The tools detect and use your browser's local timezone by default. The timestamp converter also supports explicit timezone selection so you can see how the same moment appears in different regions around the world.
Can I use the cron parser for AWS or Kubernetes cron expressions?
The parser supports standard 5-field and extended 6-field cron syntax. AWS CloudWatch and Kubernetes CronJob both use standard cron format and are fully compatible. Some platform-specific extensions may not be supported.
Why do I get different timestamps in different programming languages?
Most differences come from the time unit: JavaScript uses milliseconds (13 digits), while Python and Unix use seconds (10 digits). Some languages also differ in how they handle timezone offsets. Use the timestamp converter to quickly verify which format your language produces.
What is the Unix epoch and why does it start at January 1, 1970?
The Unix epoch is the reference point from which Unix timestamps are measured: midnight UTC on January 1, 1970. This date was chosen by the original Unix engineers at Bell Labs simply because it was a recent, round date when Unix was being developed in the early 1970s. Every Unix timestamp is the number of seconds (or milliseconds) elapsed since that moment. Negative timestamps represent dates before 1970.
How do Daylight Saving Time changes affect scheduled cron jobs?
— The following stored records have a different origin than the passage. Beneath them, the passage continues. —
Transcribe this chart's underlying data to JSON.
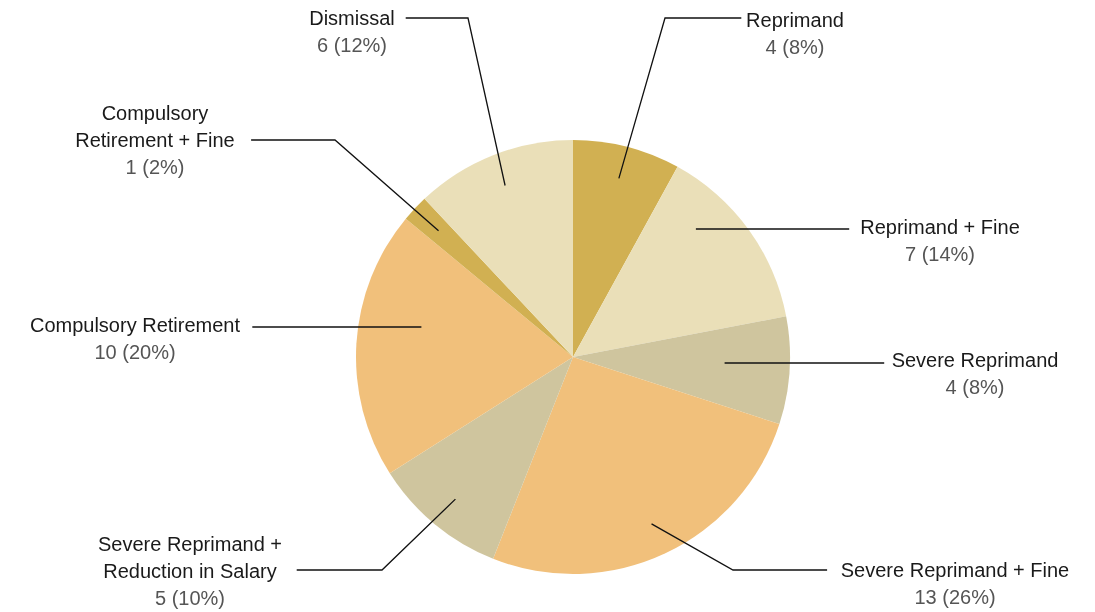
{
  "chart_data": {
    "type": "pie",
    "categories": [
      "Reprimand",
      "Reprimand + Fine",
      "Severe Reprimand",
      "Severe Reprimand + Fine",
      "Severe Reprimand + Reduction in Salary",
      "Compulsory Retirement",
      "Compulsory Retirement + Fine",
      "Dismissal"
    ],
    "values": [
      4,
      7,
      4,
      13,
      5,
      10,
      1,
      6
    ],
    "colors": [
      "#d1b052",
      "#eadfb8",
      "#cfc59e",
      "#f1c07b",
      "#cfc59e",
      "#f1c07b",
      "#d1b052",
      "#eadfb8"
    ],
    "value_labels": [
      "4 (8%)",
      "7 (14%)",
      "4 (8%)",
      "13 (26%)",
      "5 (10%)",
      "10 (20%)",
      "1 (2%)",
      "6 (12%)"
    ]
  }
}
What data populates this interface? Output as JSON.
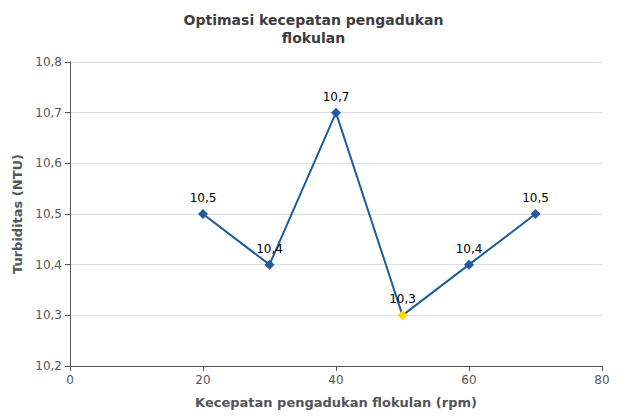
{
  "chart_data": {
    "type": "line",
    "title": "Optimasi kecepatan pengadukan\nflokulan",
    "xlabel": "Kecepatan pengadukan flokulan (rpm)",
    "ylabel": "Turbiditas (NTU)",
    "x": [
      20,
      30,
      40,
      50,
      60,
      70
    ],
    "values": [
      10.5,
      10.4,
      10.7,
      10.3,
      10.4,
      10.5
    ],
    "value_labels": [
      "10,5",
      "10,4",
      "10,7",
      "10,3",
      "10,4",
      "10,5"
    ],
    "data_labels": true,
    "color": "#1F5C9E",
    "colors": [
      "#1F5C9E",
      "#1F5C9E",
      "#1F5C9E",
      "#FFD700",
      "#1F5C9E",
      "#1F5C9E"
    ],
    "marker": "diamond",
    "xlim": [
      0,
      80
    ],
    "xticks": [
      0,
      20,
      40,
      60,
      80
    ],
    "ylim": [
      10.2,
      10.8
    ],
    "yticks": [
      {
        "value": 10.2,
        "label": "10,2"
      },
      {
        "value": 10.3,
        "label": "10,3"
      },
      {
        "value": 10.4,
        "label": "10,4"
      },
      {
        "value": 10.5,
        "label": "10,5"
      },
      {
        "value": 10.6,
        "label": "10,6"
      },
      {
        "value": 10.7,
        "label": "10,7"
      },
      {
        "value": 10.8,
        "label": "10,8"
      }
    ],
    "grid": "y"
  }
}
DST transitions can cause cron jobs to skip or run twice. When clocks spring forward (e.g., 2:00 AM jumps to 3:00 AM), jobs scheduled between 2:00 and 2:59 AM are skipped entirely. When clocks fall back (e.g., 3:00 AM returns to 2:00 AM), jobs scheduled in that hour may execute twice. The safest approach is to run critical cron jobs in UTC (TZ=UTC in crontab), schedule them outside DST transition windows, or use a job scheduler that handles DST-aware scheduling natively.
What is the Year 2038 problem and should I worry about it?
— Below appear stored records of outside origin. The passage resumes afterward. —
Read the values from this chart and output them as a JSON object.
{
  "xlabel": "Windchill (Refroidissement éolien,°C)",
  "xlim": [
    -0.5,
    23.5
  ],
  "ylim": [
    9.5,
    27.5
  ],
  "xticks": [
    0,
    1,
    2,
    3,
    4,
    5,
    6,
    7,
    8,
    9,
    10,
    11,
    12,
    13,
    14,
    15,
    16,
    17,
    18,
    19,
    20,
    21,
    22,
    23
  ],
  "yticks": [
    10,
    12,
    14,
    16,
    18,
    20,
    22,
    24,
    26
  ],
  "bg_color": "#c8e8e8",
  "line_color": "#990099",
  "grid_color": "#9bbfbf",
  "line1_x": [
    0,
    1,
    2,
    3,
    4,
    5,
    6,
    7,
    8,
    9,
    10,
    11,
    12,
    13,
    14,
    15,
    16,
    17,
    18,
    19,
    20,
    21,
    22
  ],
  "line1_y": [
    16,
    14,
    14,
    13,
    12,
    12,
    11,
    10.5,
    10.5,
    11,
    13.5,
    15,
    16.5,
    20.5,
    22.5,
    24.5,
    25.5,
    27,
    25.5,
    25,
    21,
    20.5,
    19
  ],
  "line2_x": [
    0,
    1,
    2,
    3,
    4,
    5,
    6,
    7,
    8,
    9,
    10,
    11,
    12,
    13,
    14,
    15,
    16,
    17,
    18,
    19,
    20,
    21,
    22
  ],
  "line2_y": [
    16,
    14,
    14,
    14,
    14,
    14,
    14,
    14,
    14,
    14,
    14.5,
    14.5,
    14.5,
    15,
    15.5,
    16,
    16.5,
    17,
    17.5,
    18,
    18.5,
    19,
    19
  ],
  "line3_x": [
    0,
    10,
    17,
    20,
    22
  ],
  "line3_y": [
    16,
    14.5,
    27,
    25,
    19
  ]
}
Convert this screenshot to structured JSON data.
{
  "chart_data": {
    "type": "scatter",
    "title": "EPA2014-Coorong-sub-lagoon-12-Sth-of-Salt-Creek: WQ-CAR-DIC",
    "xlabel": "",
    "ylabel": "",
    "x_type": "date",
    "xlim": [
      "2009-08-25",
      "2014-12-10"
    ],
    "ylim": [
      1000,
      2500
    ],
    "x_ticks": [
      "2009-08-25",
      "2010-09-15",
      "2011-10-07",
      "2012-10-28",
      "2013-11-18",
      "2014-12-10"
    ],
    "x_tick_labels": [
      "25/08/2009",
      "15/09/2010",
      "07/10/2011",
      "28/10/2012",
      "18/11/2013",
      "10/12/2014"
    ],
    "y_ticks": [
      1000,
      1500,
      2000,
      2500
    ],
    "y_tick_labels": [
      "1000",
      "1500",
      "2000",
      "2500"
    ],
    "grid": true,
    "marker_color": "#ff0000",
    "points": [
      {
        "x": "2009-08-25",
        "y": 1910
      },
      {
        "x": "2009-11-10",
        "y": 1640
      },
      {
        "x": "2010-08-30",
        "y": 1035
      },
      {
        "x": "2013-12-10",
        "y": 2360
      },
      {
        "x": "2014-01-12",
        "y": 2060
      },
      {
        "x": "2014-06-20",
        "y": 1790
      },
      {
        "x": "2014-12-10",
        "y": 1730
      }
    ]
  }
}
The Year 2038 problem (Y2K38 or Epochalypse) occurs because 32-bit signed integers overflow on January 19, 2038 at 03:14:07 UTC. Systems storing Unix timestamps as 32-bit integers will roll over to negative values, interpreting dates as December 1901. Modern 64-bit systems, including all current Linux kernels and JavaScript environments, are not affected. However, embedded systems, legacy databases, and older IoT firmware may still be vulnerable. Use the Timestamp Converter to test values beyond 2038 and verify your system handles them correctly.
How do I read a cron expression like "0 */6 * * 1-5"?
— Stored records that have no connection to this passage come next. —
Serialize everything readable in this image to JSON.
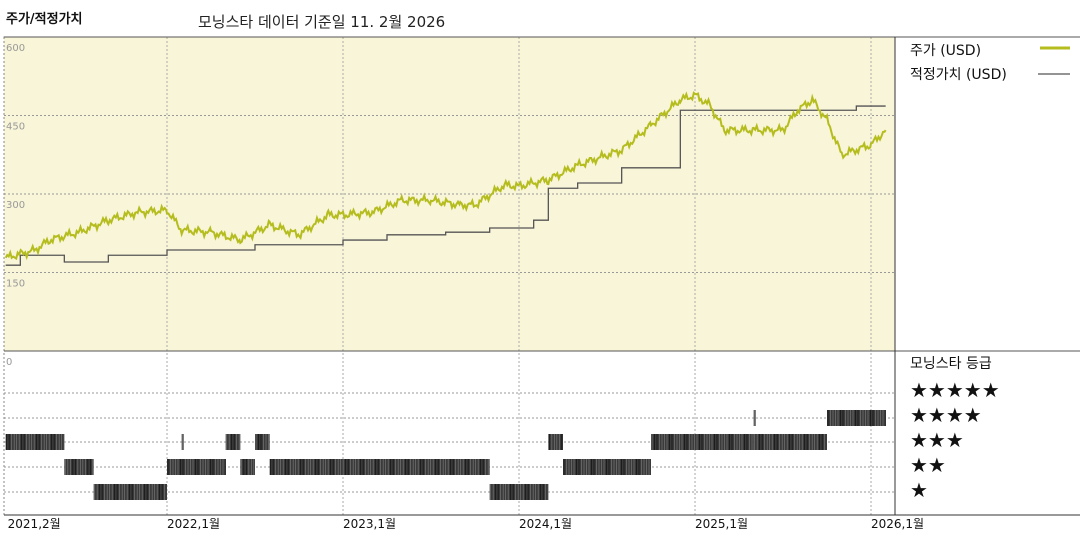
{
  "header": {
    "section_title": "주가/적정가치",
    "data_date": "모닝스타 데이터 기준일 11. 2월 2026"
  },
  "legend": {
    "price": "주가 (USD)",
    "fair_value": "적정가치 (USD)",
    "rating_title": "모닝스타 등급",
    "stars": [
      "★★★★★",
      "★★★★",
      "★★★",
      "★★",
      "★"
    ]
  },
  "chart_data": [
    {
      "type": "line",
      "ylim": [
        0,
        600
      ],
      "yticks": [
        "600",
        "450",
        "300",
        "150",
        "0"
      ],
      "xticks": [
        "2021,2월",
        "2022,1월",
        "2023,1월",
        "2024,1월",
        "2025,1월",
        "2026,1월"
      ],
      "colors": {
        "price": "#b5bd1e",
        "fair_value": "#555555",
        "background": "#f8f5d8"
      },
      "series": [
        {
          "name": "주가 (USD)",
          "points": [
            [
              "2021-02",
              178
            ],
            [
              "2021-04",
              193
            ],
            [
              "2021-05",
              212
            ],
            [
              "2021-07",
              227
            ],
            [
              "2021-09",
              250
            ],
            [
              "2021-11",
              265
            ],
            [
              "2022-01",
              269
            ],
            [
              "2022-02",
              231
            ],
            [
              "2022-04",
              227
            ],
            [
              "2022-06",
              212
            ],
            [
              "2022-08",
              241
            ],
            [
              "2022-10",
              222
            ],
            [
              "2022-12",
              260
            ],
            [
              "2023-01",
              260
            ],
            [
              "2023-03",
              265
            ],
            [
              "2023-05",
              288
            ],
            [
              "2023-07",
              288
            ],
            [
              "2023-09",
              279
            ],
            [
              "2023-10",
              279
            ],
            [
              "2023-12",
              317
            ],
            [
              "2024-01",
              315
            ],
            [
              "2024-03",
              327
            ],
            [
              "2024-05",
              355
            ],
            [
              "2024-08",
              384
            ],
            [
              "2024-10",
              432
            ],
            [
              "2024-12",
              480
            ],
            [
              "2025-01",
              489
            ],
            [
              "2025-02",
              470
            ],
            [
              "2025-03",
              422
            ],
            [
              "2025-05",
              422
            ],
            [
              "2025-07",
              422
            ],
            [
              "2025-08",
              460
            ],
            [
              "2025-09",
              480
            ],
            [
              "2025-10",
              441
            ],
            [
              "2025-11",
              375
            ],
            [
              "2026-01",
              394
            ],
            [
              "2026-02",
              422
            ]
          ]
        },
        {
          "name": "적정가치 (USD)",
          "points": [
            [
              "2021-02",
              164
            ],
            [
              "2021-03",
              183
            ],
            [
              "2021-06",
              170
            ],
            [
              "2021-09",
              183
            ],
            [
              "2022-01",
              193
            ],
            [
              "2022-07",
              203
            ],
            [
              "2023-01",
              212
            ],
            [
              "2023-04",
              222
            ],
            [
              "2023-08",
              227
            ],
            [
              "2023-11",
              235
            ],
            [
              "2024-02",
              250
            ],
            [
              "2024-03",
              311
            ],
            [
              "2024-05",
              321
            ],
            [
              "2024-08",
              350
            ],
            [
              "2024-12",
              460
            ],
            [
              "2025-12",
              468
            ],
            [
              "2026-02",
              468
            ]
          ]
        }
      ]
    },
    {
      "type": "rating",
      "name": "모닝스타 등급",
      "segments": [
        [
          "2021-02",
          "2021-06",
          3
        ],
        [
          "2021-06",
          "2021-08",
          2
        ],
        [
          "2021-08",
          "2022-01",
          1
        ],
        [
          "2022-01",
          "2022-05",
          2
        ],
        [
          "2022-02",
          "2022-02",
          3
        ],
        [
          "2022-05",
          "2022-06",
          3
        ],
        [
          "2022-06",
          "2022-07",
          2
        ],
        [
          "2022-07",
          "2022-08",
          3
        ],
        [
          "2022-08",
          "2023-11",
          2
        ],
        [
          "2023-11",
          "2024-03",
          1
        ],
        [
          "2024-03",
          "2024-04",
          3
        ],
        [
          "2024-04",
          "2024-10",
          2
        ],
        [
          "2024-10",
          "2025-05",
          3
        ],
        [
          "2025-05",
          "2025-05",
          4
        ],
        [
          "2025-05",
          "2025-10",
          3
        ],
        [
          "2025-10",
          "2026-02",
          4
        ]
      ]
    }
  ]
}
Cron expressions are read field by field from left to right: minute, hour, day-of-month, month, day-of-week. The expression "0 */6 * * 1-5" means: at minute 0, every 6th hour (0:00, 6:00, 12:00, 18:00), every day of the month, every month, but only Monday through Friday. The * means "every," the / means "every Nth," and the - defines a range. Paste any cron expression into the Cron Parser to get an instant human-readable description plus the next scheduled run times.